CHAPITRE XV, ARRETE, TU ME DEPRIMES
Texte 4 : A Rennes, rien ne prend sauf le feu
 
 
        "A Rennes, rien ne prend sauf le feu". Il paraît que c'est un archevêque qui a dit ça. Je l'imagine très bien dans sa robe de pourpre, un verre de vin rouge à la main, installé auprès d'une cheminée où flambe un peu du bois qu'il a fait rentrer pour l'hiver.
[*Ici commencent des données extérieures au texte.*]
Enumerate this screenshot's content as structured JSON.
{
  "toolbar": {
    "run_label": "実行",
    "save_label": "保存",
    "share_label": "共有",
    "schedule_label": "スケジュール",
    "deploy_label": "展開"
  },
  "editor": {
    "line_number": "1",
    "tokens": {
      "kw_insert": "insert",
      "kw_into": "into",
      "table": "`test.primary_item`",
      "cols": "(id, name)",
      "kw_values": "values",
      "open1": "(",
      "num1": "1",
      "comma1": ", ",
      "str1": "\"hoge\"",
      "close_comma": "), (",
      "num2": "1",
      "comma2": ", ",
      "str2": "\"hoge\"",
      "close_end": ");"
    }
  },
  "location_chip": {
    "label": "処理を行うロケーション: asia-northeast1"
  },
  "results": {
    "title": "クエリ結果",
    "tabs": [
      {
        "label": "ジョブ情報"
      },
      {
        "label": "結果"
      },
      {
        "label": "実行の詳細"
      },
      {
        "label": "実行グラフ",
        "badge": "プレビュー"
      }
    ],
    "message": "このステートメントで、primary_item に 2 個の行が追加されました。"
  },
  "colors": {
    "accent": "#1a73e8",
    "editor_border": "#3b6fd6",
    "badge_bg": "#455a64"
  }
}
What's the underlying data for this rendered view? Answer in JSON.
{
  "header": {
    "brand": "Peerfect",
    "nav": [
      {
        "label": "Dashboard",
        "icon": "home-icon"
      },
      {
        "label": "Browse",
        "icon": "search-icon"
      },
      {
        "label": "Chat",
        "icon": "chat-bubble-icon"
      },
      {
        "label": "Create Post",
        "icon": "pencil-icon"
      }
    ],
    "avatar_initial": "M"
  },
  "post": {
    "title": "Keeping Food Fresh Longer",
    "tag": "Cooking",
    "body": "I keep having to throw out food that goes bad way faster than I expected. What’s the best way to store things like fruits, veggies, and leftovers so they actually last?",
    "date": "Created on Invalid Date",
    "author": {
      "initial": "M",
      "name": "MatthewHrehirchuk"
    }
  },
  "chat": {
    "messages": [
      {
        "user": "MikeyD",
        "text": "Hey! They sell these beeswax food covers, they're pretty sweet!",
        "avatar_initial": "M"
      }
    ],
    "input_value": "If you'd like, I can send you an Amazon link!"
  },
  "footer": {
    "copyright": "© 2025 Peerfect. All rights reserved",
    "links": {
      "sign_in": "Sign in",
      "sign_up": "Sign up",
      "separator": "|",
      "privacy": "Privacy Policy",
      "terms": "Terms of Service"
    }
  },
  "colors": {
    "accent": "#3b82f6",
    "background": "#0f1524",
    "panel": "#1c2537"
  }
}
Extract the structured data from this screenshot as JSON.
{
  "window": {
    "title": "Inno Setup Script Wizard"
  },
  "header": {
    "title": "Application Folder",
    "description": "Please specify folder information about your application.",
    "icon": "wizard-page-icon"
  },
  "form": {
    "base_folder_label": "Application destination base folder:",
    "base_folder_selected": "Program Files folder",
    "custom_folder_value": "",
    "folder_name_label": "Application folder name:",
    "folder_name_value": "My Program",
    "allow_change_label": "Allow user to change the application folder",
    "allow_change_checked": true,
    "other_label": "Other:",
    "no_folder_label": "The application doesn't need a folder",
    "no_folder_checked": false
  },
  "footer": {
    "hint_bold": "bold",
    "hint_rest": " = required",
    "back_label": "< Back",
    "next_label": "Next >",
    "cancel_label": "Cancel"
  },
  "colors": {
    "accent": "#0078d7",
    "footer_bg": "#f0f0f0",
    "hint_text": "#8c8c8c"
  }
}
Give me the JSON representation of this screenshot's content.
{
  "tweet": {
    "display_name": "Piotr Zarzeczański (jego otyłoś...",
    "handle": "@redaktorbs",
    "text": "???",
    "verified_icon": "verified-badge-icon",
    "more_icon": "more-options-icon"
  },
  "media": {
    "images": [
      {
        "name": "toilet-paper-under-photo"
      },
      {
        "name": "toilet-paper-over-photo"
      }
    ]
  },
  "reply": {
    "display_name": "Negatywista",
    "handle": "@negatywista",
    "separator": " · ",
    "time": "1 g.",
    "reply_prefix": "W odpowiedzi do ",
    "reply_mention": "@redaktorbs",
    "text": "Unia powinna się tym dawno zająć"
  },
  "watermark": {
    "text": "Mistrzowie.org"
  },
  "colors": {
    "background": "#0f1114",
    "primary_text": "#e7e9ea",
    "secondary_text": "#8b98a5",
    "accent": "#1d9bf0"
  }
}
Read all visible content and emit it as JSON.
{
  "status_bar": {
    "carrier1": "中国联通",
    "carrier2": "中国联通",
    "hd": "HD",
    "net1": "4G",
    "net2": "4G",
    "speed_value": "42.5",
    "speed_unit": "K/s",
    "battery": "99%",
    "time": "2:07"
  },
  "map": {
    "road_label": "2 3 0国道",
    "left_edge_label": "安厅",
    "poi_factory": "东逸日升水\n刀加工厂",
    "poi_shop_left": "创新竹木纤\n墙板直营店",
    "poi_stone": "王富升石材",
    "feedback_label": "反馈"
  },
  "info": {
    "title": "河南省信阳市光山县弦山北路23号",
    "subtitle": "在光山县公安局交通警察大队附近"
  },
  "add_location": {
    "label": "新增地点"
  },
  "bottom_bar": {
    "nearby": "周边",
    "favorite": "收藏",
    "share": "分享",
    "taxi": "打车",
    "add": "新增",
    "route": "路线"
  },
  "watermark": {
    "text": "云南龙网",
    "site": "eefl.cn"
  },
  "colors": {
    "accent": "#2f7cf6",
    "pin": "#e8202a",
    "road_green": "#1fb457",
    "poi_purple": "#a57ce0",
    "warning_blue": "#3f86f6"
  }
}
Une bonne flambée qui crépite par-dessus un proverbe touareg made in Breizh, voilà qui est… d'enfer !
 
        Mais quelque part son adage étincelant n'est peut-être pas si faux que cela. La caserne des pompiers, logée dans le palais Saint-Georges, a elle-même été autrefois la proie des flammes. Nul ne sait si le dragon flamboyant de la légende n'est pas revenu se venger de toutes ces représentations picturales où on le voit terrassé par l'archange. Mais je confonds peut-être Saint-Georges et Saint-Michel. 
 
        Celui-ci figure d'ailleurs sur la façade du Ty-Koz qui a été lui aussi jadis victime d'un sinistre. On aperçoit également là un écu jaune vif avec trois mains rouges, panneau dont le sens au moyen âge était le suivant : 
"Ne jouez pas avec les allumettes ou sinon le père Noël ne mettra pas dans la cheminée "le camion de pompiers flambant neuf avec une grande échelle pour monter en haut de la Tour des horizons" que vous lui avez commandé". 
 
        Mais le plus grand traumatisme que la ville ait connu, outre l'incendie de 1720, est bien cette nuit de février 1994 où le Parlement de Bretagne a brûlé. Un abominable feu d'enfer, un vrai, pas un feu d'artifice, a fait disparaître des pans entiers de l'histoire de la Bretagne. Au jardin du Thabor on a retrouvé, dans les jours qui suivirent des morceaux de papier calciné provenant des livres de la bibliothèque.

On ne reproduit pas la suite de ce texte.